Não é de hoje que essa geração automatizada se torna uma controvérsia no debate público, e conforme o tempo passa, fica mais difícil de se distinguir o que é real e o que é gerado por um prompt. Mas diferente da foto do papa com roupas de luxo, que repercutiu em 2023, a reprodução de um estilo artístico é muito mais problemática, ainda mais se tratando do grande estúdio que permanece resistente às tecnologias e ainda persiste na animação em 2D clássica.
Pelo fato do estilo de animação ser uma coisa mais complexa do que filmes em sua individualidade, legalmente falando, uma reprodução inspirada não costuma ser crime. Ainda não há clareza sobre quais métodos foram utilizados para treinar os modelos de IA, o que levanta preocupações sobre um uso não autorizado de obras protegidas por direitos autorais para alimentar o banco de dados dos geradores de imagem.
Complementar à greve dos roteiristas de Hollywood em 2023, esse caso denuncia o estado que a indústria cultural se encontra no momento. A criatividade tem sido cada vez mais substituída por soluções rápidas e fáceis, além de que o trabalho artesanal tem perdido força por conta das demandas que o mercado impõe a produtos que, teoricamente, deveriam levar seu próprio tempo para serem concebidos.
O fator Hayao Miyazaki
E se eu lhe dissesse que esta curta cena, de apenas 4 segundos demorou 1 ano e três meses para ser feita? Você acreditaria?
Reprodução: Studio Ghibli
O co-fundador e principal nome do Studio Ghibli, Hayao Miyazaki, é um homem que não poupa nem o menor dos esforços para as suas obras.

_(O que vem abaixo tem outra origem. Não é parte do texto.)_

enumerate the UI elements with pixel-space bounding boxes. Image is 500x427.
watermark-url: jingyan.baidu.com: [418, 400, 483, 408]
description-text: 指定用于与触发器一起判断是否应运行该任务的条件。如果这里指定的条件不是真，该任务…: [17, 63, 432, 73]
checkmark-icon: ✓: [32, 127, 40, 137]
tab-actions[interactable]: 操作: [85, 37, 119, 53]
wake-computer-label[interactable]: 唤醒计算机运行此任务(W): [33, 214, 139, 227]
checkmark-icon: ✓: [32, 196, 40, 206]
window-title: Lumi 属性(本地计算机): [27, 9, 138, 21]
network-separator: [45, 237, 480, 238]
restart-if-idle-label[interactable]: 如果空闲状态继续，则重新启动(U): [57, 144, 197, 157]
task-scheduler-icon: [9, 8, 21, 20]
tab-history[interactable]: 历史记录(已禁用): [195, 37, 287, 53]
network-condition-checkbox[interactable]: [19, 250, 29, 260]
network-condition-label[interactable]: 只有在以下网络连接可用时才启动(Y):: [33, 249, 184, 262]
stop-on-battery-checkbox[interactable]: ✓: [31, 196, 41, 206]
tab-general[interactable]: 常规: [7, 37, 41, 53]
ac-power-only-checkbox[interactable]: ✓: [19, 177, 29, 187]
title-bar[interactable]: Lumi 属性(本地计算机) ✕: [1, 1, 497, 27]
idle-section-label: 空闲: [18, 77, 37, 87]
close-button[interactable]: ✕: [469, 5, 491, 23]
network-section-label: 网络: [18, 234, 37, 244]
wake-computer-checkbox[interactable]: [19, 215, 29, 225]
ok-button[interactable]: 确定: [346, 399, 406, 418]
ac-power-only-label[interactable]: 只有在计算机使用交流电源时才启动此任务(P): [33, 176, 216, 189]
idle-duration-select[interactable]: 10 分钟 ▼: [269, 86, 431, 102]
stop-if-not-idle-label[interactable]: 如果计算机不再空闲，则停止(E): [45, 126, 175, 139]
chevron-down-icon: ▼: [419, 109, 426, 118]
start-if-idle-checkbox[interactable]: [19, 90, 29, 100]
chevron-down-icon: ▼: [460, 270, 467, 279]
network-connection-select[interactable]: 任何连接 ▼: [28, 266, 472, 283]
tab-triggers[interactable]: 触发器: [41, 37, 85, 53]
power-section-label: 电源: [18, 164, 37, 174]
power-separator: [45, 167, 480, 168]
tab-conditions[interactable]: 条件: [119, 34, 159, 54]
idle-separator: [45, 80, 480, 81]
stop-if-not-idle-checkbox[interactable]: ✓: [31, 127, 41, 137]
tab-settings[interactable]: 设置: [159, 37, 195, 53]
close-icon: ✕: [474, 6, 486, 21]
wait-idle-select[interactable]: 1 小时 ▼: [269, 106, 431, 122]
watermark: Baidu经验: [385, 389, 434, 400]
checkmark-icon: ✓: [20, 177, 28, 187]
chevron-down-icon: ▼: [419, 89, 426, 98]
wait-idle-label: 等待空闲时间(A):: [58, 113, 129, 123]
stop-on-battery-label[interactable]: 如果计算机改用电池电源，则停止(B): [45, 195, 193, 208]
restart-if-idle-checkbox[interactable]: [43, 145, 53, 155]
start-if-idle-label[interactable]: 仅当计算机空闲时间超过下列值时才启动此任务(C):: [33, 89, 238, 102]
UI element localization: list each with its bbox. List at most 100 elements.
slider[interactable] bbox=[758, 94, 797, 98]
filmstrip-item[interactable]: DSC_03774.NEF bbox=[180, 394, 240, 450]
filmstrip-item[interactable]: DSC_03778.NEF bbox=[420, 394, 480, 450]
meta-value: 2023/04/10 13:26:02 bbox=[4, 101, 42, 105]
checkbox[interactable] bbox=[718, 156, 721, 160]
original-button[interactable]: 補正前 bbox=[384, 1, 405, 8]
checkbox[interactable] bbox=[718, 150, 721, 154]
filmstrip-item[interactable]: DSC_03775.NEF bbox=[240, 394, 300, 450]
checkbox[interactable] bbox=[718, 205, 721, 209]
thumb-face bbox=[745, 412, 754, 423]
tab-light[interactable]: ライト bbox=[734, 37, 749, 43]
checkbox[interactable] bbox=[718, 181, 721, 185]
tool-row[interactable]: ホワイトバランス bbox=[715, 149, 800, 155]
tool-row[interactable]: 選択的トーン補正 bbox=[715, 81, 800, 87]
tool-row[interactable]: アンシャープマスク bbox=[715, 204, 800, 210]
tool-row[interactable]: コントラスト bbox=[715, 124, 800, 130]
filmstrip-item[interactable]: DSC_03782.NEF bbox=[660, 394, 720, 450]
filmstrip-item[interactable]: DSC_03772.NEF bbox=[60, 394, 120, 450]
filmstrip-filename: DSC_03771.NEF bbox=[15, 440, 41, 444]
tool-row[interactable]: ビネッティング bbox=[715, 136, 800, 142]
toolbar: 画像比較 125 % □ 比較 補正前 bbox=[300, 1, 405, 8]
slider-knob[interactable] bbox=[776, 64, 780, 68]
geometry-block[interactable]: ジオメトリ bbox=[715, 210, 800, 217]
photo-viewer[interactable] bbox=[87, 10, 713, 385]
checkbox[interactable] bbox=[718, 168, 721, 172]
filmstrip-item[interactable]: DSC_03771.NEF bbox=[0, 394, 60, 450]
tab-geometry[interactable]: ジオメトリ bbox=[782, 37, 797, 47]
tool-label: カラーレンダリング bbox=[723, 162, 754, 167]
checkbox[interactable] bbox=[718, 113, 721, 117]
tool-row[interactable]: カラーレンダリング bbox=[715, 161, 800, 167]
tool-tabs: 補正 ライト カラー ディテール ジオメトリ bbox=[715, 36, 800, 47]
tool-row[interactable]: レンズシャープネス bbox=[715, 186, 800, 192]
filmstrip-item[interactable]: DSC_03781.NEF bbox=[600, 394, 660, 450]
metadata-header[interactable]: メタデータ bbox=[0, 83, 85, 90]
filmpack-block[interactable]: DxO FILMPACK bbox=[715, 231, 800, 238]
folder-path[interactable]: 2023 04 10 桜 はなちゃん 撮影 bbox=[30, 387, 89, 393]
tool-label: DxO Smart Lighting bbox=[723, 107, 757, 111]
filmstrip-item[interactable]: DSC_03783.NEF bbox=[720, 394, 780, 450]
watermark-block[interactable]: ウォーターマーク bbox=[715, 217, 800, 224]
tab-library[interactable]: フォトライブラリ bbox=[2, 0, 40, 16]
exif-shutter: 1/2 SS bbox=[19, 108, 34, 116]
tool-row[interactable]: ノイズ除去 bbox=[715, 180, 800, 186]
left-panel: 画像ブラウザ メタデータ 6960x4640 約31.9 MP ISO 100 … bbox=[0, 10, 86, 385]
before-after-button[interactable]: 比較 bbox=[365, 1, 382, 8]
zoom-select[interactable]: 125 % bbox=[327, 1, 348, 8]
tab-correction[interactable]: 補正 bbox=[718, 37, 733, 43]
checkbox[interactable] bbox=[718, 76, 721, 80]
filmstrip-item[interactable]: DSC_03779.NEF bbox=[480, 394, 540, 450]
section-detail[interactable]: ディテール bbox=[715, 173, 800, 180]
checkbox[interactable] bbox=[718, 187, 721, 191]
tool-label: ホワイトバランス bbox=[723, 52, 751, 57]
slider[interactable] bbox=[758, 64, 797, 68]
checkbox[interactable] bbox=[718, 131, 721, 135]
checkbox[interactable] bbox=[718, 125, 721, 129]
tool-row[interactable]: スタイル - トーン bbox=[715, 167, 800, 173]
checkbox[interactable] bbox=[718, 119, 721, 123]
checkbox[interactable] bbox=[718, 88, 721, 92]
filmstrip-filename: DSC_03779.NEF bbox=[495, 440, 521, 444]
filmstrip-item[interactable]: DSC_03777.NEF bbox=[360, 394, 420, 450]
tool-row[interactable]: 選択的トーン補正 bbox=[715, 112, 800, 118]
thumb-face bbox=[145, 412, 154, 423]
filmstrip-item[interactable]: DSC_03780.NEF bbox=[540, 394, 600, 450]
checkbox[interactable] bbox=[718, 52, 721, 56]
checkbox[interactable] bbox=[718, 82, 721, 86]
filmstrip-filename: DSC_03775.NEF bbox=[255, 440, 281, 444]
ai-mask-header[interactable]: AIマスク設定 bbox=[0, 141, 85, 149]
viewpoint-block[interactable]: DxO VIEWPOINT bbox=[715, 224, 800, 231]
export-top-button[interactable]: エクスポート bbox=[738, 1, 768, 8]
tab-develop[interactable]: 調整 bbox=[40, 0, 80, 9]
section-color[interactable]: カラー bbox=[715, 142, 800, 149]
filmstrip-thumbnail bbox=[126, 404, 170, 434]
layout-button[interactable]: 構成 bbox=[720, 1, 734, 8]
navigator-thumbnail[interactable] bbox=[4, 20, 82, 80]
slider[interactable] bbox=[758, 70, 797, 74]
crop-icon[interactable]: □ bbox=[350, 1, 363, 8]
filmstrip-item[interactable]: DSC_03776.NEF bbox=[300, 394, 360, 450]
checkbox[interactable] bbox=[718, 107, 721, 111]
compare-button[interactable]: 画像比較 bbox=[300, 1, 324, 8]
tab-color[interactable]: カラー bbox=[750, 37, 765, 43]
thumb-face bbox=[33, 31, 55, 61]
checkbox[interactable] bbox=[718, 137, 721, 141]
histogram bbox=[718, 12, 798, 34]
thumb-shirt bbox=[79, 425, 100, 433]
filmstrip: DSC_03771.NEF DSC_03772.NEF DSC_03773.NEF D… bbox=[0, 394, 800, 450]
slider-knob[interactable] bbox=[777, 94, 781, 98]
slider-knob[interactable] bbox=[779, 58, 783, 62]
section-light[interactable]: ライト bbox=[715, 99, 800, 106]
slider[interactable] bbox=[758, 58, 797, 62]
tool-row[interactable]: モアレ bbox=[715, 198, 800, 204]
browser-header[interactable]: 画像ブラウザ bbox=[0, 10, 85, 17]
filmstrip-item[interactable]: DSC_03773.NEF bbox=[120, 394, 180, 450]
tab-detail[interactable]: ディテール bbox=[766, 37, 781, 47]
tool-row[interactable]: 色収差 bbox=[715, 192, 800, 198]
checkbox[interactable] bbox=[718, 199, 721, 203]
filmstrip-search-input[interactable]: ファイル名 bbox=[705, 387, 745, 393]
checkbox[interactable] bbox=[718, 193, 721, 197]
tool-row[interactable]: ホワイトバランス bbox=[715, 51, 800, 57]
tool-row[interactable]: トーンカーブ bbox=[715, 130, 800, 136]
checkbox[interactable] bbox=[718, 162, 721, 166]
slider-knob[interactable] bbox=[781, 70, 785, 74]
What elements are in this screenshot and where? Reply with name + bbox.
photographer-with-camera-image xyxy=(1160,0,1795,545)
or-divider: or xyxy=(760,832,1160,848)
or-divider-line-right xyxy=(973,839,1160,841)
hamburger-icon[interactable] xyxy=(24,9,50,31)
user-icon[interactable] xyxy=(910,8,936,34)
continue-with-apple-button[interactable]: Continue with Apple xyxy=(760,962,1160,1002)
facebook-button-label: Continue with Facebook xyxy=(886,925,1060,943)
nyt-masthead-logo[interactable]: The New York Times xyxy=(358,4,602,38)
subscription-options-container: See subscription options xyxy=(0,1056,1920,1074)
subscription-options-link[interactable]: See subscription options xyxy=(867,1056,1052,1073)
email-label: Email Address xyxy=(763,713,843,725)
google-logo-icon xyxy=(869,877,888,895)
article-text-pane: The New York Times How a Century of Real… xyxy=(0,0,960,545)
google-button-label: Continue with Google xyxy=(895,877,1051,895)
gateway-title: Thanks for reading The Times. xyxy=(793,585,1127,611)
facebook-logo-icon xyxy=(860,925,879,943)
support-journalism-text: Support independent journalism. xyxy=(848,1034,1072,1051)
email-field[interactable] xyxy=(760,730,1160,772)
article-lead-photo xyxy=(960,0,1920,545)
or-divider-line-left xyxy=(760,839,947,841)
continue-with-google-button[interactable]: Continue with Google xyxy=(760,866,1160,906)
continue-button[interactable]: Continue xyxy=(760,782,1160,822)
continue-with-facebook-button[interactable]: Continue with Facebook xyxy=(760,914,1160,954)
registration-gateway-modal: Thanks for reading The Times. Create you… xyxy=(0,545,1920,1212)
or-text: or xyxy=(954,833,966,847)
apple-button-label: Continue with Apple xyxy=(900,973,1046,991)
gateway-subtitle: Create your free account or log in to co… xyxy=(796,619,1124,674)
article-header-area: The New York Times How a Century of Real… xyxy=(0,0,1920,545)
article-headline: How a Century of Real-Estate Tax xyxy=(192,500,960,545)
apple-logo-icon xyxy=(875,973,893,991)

O filme em questão é Vidas ao Vento (2013), em que Miyazaki dirigiu e roteirizou, enquanto que a animação estava encarregada por Eiji Yamamori, que fez toda a sequência desenhada à mão e pintada em aquarela.
Outro exemplo de como o diretor leva à sério essa filosofia artística está na produção de Princesa Mononoke (1997), em que estima-se que o cineasta supervisionou pessoalmente cada uma das cerca de 144 mil células de desenho, tendo inclusive redesenhado partes de aproximadamente 80 mil delas.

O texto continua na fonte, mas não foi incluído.